Рассказы о Розе. Side A — страница 74 из 107

– Еще чего… Соборную библиотеку обворовывай, там есть обязательный экземпляр. Ну, ладно, она и вправду только вчера пришла по почте, два экземпляра, один я сразу закинул в библиотечные комнаты. Мне кажется, она сразу провалилась в загадочную книжную массу, и та ее переваривает… такой там нереальный срач, и пока Дэмьен в ней порядок будет наводить, можно что-то стащить, всё равно только я помню, что там есть, но проверять у меня руки не дойдут…. но вот завтра туда придет Оуэн, разберется, и – никаких «о, возьму-ка я подшивку «Плейбоя» за прошлый год, всё равно никто не заметит, что я подписал Собор на него…».

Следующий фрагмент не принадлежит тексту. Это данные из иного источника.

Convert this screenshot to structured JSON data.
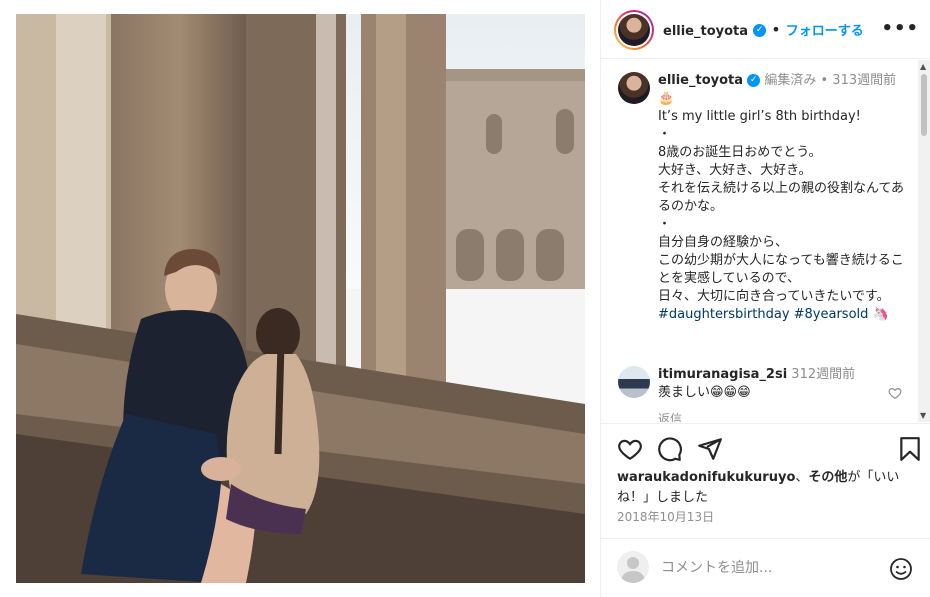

– У нас нет «Плейбоя», сумасшедший ты человек… у нас только официальные мещанские издания типа городской ежедневной газеты и «Мира цветов» для общества Святого Розария, они же все еще там цветочницы – представляешь, Оуэн, какое совпадение: все наши тетеньки-прихожанки – владелицы цветочных магазинчиков по Асвилю, цветочная католическая мафия. Но книга об Иисусе шикарная, без бэ; я, когда гуглил ее, устыдился, – ощущение, что ее читали все, кто интересуется католичеством и кино… не знаю… как «Богатый папа, умный папа» мечтающие о богатстве читают…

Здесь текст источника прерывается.